A key challenge in sharding distributed ledgers is ensuring sufficient security and node coverage across all shards. If some shards have much fewer nodes than others, it creates vulnerabilities. Radix employs several techniques to maintain security across its sharded network:

Node Identity Shard Mapping: To secure the network, validator node addresses are mapped to a single ‘root’ shard. Nodes must permanently maintain their root shards, but can support additional shards to earn more transaction fees. Underserved shards offer higher returns, attracting more validators and preventing any shards from being overlooked. This free market approach maintains security even as the network scales.
Incentives for Multi-Shard Validation: Based on factors like computing resources, validators can choose to support additional shards beyond their root shard. The more shards a node supports, the greater the amount of transaction fees it can earn. This creates an incentive for validators to support as many shards as feasible to maximize profits. In this way, the overall validation workload is distributed across nodes.
Dynamic Shard Support via Free Market: As the network grows, some shards may end up with fewer nodes supporting them compared to other oversubscribed shards. These underserved shards then inherently offer higher potential returns since there is less competition for fees. The higher relative profits attract more validators to begin supporting the underserved shards. This brings coverage back into equilibrium across shards through a free market approach.
Scaling Security Through Staking: In proof-of-stake networks like Radix, staking provides additional security. The more tokens a validator stakes, the more shards it can validate. This allows validation load to scale up securely. High stake validators may validate transactions across many shards in parallel for efficiency. However low stake nodes still play a key role in providing decentralized shard coverage.

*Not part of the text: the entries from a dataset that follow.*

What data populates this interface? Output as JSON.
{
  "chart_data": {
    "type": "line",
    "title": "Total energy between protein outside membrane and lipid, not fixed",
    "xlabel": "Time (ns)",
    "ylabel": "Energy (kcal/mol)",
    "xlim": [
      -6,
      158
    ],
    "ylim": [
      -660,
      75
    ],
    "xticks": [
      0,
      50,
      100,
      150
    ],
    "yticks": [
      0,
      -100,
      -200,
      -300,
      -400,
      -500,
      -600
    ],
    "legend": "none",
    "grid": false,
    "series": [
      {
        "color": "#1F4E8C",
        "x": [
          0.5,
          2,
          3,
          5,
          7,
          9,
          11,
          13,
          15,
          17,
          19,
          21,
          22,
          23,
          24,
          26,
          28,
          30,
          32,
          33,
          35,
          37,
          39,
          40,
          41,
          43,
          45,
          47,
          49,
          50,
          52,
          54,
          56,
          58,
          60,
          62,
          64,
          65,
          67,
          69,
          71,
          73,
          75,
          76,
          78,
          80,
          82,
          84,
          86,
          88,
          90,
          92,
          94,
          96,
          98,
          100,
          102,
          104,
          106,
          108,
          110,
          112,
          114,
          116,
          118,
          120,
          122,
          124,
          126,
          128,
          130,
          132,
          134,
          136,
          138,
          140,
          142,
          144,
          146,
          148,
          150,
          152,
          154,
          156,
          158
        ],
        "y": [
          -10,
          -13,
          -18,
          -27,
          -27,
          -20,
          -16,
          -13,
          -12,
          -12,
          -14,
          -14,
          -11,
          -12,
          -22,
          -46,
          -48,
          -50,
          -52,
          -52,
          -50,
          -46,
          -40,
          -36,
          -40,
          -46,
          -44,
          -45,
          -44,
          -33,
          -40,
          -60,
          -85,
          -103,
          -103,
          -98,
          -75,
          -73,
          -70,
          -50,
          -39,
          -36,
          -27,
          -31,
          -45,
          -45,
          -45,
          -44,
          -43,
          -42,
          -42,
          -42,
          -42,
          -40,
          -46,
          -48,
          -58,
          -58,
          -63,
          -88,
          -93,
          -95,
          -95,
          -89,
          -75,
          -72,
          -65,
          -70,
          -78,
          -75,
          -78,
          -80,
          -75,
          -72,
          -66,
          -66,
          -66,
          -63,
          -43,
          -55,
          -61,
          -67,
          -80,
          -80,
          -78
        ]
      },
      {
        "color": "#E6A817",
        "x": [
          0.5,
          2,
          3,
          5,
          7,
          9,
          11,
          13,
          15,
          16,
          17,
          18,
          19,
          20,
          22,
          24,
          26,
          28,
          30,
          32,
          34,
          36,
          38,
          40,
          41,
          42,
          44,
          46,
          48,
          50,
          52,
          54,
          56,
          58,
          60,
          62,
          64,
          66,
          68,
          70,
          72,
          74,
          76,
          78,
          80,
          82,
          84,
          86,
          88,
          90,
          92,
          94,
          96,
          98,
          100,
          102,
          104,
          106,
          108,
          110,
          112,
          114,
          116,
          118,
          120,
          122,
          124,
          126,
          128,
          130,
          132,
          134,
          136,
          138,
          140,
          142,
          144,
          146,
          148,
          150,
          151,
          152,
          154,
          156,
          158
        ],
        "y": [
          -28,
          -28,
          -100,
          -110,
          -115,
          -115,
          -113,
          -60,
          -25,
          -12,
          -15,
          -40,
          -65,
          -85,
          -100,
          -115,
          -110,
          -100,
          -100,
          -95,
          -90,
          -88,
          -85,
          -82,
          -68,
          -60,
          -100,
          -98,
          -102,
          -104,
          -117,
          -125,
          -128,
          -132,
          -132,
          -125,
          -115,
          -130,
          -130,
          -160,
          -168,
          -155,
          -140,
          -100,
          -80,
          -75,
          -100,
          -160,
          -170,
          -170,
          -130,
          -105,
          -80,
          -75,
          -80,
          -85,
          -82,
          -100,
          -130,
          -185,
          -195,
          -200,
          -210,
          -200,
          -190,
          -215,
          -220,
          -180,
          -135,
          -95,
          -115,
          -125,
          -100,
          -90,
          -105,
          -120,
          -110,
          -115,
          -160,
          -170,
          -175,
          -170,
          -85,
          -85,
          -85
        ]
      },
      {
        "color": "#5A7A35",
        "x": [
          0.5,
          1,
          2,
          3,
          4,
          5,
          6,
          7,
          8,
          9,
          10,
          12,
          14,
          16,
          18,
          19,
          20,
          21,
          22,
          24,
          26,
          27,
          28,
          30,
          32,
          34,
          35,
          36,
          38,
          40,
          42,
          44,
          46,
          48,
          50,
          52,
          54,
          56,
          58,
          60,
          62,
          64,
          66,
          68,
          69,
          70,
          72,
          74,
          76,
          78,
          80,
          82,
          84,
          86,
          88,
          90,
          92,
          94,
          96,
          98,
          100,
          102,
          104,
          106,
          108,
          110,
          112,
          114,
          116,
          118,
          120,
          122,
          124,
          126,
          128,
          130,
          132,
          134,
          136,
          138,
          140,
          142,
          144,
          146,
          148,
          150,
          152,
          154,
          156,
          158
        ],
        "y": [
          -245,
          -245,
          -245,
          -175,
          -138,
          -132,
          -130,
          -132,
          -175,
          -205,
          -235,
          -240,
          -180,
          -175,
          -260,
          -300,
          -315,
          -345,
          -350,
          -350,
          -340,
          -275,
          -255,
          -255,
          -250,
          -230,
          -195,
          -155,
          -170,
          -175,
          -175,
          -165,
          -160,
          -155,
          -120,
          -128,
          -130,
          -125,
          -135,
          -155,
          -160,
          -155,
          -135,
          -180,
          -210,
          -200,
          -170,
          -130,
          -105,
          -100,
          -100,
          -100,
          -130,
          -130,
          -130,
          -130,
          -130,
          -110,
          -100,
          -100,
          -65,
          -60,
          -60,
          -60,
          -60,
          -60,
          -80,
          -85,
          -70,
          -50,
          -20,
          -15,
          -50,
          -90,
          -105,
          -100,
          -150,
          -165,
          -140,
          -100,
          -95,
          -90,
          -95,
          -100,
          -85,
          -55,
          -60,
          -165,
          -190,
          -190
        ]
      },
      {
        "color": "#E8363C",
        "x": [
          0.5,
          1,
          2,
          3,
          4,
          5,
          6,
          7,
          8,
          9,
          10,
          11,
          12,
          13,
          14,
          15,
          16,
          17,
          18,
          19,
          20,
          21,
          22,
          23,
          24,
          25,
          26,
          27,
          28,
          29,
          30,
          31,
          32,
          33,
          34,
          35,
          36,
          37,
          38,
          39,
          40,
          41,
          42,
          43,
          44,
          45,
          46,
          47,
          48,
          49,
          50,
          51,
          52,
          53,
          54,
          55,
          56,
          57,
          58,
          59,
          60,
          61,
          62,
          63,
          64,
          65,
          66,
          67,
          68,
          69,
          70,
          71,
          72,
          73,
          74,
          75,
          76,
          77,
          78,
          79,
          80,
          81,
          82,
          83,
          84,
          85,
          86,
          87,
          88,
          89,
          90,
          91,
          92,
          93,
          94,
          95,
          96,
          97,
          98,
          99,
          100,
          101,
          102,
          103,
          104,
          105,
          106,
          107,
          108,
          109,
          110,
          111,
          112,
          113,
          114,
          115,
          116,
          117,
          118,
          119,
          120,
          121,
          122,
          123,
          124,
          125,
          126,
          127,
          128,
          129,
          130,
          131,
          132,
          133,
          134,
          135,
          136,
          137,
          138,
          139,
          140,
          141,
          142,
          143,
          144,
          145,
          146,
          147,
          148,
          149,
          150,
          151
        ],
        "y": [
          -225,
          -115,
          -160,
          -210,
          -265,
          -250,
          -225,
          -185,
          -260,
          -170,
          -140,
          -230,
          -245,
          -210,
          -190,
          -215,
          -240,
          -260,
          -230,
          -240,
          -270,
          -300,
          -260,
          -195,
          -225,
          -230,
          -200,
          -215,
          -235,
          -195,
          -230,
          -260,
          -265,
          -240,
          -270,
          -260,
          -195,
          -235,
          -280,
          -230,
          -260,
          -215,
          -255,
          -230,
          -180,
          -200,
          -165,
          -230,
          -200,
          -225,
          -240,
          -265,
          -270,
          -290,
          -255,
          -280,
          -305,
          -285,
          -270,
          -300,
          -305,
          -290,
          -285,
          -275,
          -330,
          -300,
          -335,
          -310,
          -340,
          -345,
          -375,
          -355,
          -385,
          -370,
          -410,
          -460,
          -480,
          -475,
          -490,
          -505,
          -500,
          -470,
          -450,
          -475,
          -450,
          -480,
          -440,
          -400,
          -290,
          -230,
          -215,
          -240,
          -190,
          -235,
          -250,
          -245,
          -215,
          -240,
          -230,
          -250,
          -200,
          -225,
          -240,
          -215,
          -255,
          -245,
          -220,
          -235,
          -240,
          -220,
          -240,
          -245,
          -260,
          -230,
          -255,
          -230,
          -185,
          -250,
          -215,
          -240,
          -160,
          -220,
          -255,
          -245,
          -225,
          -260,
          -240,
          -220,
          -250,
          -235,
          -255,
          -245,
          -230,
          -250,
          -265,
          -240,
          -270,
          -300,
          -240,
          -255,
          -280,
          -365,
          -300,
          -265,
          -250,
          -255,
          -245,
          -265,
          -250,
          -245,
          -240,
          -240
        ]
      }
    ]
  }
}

Together, these mechanisms ensure Radix can securely scale to an exponentially growing shard space without running into coverage gaps or centralization issues. The network organically self-regulates to distribute validation across shards.

Cerberus Consensus

Main article: Cerberus

Radix's Cerberus consensus protocol introduces ‘braided’ sharding to atomically compose transactions across shards. Cerberus shards transaction validation while braiding validation across shards to enforce system-wide transaction ordering and prevent double-spending. This unique braided architecture ensures that Radix can securely scale transaction throughput across a sharded network of effectively unlimited size.